Unlike prototypical IκB proteins, which are inhibitors of NF-κB RelA, cRel, and RelB dimers, the atypical IκB protein Bcl3 is primarily a transcriptional coregulator of p52 and p50 homodimers. Bcl3 exists as phospho-protein in many cancer cells. Unphosphorylated Bcl3 acts as a classical IκB-like inhibitor and removes p50 and p52 from bound DNA. Neither the phosphorylation site(s) nor the kinase(s) phosphorylating Bcl3 is known. Here we show that Akt, Erk2, and IKK1/2 phosphorylate Bcl3. Phosphorylation of Ser33 by Akt induces switching of K48 ubiquitination to K63 ubiquitination and thus promotes nuclear localization and stabilization of Bcl3. Phosphorylation by Erk2 and IKK1/2 of Ser114 and Ser446 converts Bcl3 into a transcriptional coregulator by facilitating its recruitment to DNA. Cells expressing the S114A/S446A mutant have cellular proliferation and migration defects. This work links Akt and MAPK pathways to NF-κB through Bcl3 and provides mechanistic insight into how Bcl3 functions as an oncoprotein through collaboration with IKK1/2, Akt, and Erk2.

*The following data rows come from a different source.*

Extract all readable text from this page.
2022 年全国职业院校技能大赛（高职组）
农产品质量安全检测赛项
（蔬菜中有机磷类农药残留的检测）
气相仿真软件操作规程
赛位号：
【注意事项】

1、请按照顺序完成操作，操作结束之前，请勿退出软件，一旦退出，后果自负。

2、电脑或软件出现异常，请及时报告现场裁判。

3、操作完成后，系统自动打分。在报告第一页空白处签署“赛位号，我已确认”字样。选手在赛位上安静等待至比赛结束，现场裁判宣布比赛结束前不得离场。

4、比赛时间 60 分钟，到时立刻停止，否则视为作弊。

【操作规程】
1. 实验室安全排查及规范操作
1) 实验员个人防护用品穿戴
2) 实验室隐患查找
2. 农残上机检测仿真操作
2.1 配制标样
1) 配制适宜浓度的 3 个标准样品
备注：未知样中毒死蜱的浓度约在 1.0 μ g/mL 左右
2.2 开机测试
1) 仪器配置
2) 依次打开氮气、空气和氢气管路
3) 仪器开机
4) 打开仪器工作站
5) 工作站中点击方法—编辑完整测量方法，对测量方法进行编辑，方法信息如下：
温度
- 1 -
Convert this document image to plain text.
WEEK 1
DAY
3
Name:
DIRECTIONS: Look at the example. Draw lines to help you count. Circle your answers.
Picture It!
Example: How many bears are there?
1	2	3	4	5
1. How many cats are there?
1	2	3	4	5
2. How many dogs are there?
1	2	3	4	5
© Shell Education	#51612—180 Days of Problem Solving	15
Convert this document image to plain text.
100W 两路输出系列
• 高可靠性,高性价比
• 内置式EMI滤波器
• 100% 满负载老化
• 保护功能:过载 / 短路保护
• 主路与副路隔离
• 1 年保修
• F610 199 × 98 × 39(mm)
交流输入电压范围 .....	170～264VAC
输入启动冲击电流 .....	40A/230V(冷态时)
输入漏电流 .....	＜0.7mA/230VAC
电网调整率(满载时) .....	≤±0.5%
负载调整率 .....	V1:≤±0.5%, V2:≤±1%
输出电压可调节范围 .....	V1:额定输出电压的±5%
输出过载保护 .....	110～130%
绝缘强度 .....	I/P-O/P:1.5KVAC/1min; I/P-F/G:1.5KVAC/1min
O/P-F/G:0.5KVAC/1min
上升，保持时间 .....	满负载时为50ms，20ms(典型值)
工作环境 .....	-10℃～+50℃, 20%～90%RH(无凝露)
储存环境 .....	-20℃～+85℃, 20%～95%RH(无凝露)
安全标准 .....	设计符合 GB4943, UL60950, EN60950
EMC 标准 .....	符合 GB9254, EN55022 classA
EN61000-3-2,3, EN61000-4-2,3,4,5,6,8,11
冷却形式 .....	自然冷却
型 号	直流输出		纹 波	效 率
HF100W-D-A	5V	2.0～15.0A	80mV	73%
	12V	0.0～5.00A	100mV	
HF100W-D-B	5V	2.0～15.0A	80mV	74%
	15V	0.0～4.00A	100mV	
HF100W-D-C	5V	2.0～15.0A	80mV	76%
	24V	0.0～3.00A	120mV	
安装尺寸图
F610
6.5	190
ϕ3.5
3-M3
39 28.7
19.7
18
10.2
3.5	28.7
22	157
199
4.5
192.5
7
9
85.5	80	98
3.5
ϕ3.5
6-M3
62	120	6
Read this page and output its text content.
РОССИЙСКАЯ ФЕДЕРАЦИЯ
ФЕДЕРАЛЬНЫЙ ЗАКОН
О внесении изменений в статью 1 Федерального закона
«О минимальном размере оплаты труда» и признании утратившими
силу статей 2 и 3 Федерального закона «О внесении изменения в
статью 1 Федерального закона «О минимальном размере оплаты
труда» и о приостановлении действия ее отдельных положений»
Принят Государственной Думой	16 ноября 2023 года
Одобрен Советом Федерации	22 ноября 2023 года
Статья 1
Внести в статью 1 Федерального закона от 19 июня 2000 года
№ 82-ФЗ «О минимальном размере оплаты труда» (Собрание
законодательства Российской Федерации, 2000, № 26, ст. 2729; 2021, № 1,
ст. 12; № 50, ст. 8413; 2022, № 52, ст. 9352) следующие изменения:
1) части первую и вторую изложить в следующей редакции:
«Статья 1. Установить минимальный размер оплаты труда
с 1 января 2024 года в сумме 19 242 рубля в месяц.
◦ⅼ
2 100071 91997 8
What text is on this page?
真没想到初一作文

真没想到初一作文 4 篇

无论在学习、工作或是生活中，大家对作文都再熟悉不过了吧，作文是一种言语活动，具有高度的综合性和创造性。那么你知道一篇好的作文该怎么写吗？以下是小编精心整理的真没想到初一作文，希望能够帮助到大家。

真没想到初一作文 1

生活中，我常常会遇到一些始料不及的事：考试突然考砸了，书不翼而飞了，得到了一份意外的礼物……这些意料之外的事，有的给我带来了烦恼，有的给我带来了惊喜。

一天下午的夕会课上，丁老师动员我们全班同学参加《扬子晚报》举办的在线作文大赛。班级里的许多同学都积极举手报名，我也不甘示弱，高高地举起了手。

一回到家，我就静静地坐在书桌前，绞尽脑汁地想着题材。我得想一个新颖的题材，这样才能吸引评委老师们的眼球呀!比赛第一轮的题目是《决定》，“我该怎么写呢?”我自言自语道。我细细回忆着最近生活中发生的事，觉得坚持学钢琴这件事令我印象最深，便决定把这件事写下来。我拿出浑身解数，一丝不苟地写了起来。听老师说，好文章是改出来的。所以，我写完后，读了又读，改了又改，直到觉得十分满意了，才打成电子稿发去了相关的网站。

与典型的IκB蛋白是NF-κBRelA，cRel和RelB二聚体的抑制剂不同，非典型IκB蛋白Bcl3主要是p52和p50同型二聚体的转录共调节子。Bcl3作为磷酸蛋白存在于许多癌细胞中。未磷酸化的Bcl3充当经典的IκB样抑制剂，并从结合的DNA中去除p50和p52。磷酸化位点或磷酸化Bcl3的激酶都不是已知的。在这里，我们显示Akt，Erk2和IKK1 / 2磷酸化Bcl3。Akt对Ser33的磷酸化诱导将K48泛素化切换为K63泛素化，从而促进Bcl3的核定位和稳定化。Ser114和Ser446的Erk2和IKK1 / 2进行的磷酸化通过促进Bcl3募集到DNA而将Bcl3转化为转录共调节因子。表达S114A / S446A突变体的细胞具有细胞增殖和迁移缺陷。这项工作通过Bcl3将Akt和MAPK途径与NF-κB连接起来，并通过与IKK1 / 2，Akt和Erk2的合作提供了有关Bcl3如何作为癌蛋白起作用的机制的见解。